То, что было в прошлом Евой, вновь попыталось пошевелиться, но не смогло. Странные, безумные образы заполоняли сознание, они множились в нём, будто сорная трава на заброшенном поле. Много людей — гораздо больше, чем можно узнать за одну жизнь. Жилистые, тонкие руки, умение держаться, скрюченные, жалкие люди, которые вызывают только отвращение, отчаянное желание смыть их уродство кровью, потому что она, кровь — одинакова везде. Когда ты вскрываешь кому-то брюхо, королю ли, епископу, или распоследнему грешнику, воняющему ложью и дерьмом, ты видишь одно и то же.
Смыть кровью — или же утопить в огне.
Огонь уравнивает всех.
Эти же люди сейчас смотрят на тебя сверху вниз. Ты видишь фурункулы под их подбородками, содранные, синюшные костяшки пальцев. Впалые животы со следами чесотки под рубахами. Лица сливаются, вливаются в вереницу сотен тысяч таких же лиц, виденных ранее.

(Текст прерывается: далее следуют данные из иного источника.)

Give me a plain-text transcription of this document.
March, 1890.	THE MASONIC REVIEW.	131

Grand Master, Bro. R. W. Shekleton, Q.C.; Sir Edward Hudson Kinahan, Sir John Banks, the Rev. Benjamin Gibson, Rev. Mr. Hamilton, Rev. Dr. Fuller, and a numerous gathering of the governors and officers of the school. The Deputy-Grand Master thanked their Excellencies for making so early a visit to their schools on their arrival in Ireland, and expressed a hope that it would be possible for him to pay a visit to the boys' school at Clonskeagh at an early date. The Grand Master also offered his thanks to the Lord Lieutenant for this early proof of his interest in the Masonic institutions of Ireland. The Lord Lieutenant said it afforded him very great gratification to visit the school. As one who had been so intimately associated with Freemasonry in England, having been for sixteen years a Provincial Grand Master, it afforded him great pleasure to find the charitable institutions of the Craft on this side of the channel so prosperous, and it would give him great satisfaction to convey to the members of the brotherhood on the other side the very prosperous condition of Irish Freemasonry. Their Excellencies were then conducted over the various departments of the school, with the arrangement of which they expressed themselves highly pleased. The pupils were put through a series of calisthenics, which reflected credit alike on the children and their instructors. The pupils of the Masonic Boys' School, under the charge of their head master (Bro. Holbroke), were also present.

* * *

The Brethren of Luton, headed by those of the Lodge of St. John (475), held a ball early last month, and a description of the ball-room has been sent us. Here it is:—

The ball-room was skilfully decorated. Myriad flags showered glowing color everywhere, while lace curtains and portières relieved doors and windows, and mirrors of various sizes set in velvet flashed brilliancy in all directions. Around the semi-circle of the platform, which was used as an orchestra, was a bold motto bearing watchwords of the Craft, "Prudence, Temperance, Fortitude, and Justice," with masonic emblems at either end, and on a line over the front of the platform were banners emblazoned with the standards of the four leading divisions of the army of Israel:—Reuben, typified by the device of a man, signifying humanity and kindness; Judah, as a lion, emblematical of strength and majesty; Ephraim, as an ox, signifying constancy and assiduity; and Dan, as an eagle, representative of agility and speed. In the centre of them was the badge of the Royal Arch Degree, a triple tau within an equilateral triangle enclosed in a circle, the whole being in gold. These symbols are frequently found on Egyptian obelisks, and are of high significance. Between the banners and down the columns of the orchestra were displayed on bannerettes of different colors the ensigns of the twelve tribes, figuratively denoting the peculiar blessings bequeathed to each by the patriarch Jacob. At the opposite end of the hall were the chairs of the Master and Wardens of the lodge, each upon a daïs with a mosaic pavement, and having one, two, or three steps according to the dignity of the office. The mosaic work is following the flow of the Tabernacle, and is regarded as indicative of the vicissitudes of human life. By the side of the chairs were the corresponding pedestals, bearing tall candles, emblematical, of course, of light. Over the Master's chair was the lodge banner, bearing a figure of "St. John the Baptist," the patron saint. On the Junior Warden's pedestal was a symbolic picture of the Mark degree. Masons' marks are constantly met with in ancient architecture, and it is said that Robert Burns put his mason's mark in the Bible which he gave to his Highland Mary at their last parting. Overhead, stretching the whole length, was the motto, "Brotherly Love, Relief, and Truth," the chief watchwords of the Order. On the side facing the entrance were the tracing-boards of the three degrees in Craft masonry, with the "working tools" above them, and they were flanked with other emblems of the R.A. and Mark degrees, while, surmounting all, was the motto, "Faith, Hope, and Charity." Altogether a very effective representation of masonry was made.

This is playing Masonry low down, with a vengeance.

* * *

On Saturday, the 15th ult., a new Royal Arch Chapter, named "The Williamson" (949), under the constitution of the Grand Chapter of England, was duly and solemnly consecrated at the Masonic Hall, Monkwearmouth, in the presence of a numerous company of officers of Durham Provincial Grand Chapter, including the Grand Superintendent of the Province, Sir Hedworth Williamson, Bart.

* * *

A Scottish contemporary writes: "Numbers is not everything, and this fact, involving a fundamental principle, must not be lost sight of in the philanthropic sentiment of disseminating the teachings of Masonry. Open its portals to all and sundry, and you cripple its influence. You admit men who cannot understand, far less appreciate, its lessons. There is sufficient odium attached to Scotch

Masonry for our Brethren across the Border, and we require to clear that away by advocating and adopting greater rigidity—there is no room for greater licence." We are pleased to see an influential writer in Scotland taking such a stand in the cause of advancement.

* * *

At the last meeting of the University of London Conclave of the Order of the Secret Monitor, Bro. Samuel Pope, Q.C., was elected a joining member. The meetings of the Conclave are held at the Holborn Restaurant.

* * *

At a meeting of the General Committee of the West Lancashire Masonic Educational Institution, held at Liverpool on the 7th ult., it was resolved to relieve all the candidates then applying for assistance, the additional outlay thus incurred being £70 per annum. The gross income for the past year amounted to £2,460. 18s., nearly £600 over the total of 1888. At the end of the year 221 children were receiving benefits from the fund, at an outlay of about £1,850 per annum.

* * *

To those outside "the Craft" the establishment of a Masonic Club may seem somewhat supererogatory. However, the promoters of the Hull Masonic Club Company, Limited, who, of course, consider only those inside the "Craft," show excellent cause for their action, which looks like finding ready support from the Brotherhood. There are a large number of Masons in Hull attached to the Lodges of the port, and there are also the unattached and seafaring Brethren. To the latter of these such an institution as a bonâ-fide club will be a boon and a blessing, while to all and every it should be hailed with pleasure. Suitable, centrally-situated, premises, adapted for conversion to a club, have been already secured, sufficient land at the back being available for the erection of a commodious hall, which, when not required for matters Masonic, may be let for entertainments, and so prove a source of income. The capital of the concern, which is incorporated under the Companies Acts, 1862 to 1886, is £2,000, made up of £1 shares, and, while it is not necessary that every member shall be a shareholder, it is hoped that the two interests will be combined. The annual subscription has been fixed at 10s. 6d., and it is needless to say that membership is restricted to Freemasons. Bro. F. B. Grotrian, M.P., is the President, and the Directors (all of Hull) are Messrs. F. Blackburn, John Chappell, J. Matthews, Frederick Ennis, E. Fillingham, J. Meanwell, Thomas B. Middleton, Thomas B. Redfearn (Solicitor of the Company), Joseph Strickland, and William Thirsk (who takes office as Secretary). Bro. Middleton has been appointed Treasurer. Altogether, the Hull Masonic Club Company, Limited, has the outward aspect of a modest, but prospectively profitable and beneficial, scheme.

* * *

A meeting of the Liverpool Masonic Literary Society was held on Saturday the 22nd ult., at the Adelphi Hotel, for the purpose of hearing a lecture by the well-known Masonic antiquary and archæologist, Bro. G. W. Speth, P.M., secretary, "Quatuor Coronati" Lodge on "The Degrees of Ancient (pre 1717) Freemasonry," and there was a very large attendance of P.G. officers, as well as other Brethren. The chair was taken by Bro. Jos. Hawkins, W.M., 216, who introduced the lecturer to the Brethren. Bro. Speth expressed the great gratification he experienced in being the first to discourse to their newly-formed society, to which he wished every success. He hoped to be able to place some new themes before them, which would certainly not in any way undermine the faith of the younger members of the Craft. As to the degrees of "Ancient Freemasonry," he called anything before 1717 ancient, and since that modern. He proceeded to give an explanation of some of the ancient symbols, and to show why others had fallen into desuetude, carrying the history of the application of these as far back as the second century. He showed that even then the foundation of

— Смотри, — со страхом сказал один, — какой гомункул.
Его товарищ избегал смотреть вниз. Он нервно вертел головой.
— Тот цирюльник говорил, что везёт мощи. Я не вижу ни одной.
— Мощи — не всегда кости, дурья твоя башка. Смотри вниз. Смотри… только постарайся не захлебнуться рвотой. Знаешь, кто это? Чьё это лицо? Это барон, гуляющий с косой.
— Да неужто?
Подошли ещё люди. Повозка покачивалась, будто опиралась не на колёсные пары, а на водную гладь.
— Барон, гуляющий с косой! — подбородок говорившего трясся от возбуждения. — Тот, от которого неверные бегут в страхе, побросав свои ятаганы. Это знак, братья. Символ нашей будущей победы. Вы что, не понимаете?
— Он сейчас не в состоянии держать в руках оружие, — осторожно сказал кто-то, и тот, кто говорил про символ победы, обернулся к нему и в ярости вцепился в воротник.
— Святые мощи, неверующий! Ужели ты думаешь, что святой Лука лично стоит на страже монастыря, в котором захоронен его прах? Сила гуляющего с косой будет в наших руках — этого достаточно, чтобы пройти всю аравийскую пустыню от края до края. Во имя гроба Господнего!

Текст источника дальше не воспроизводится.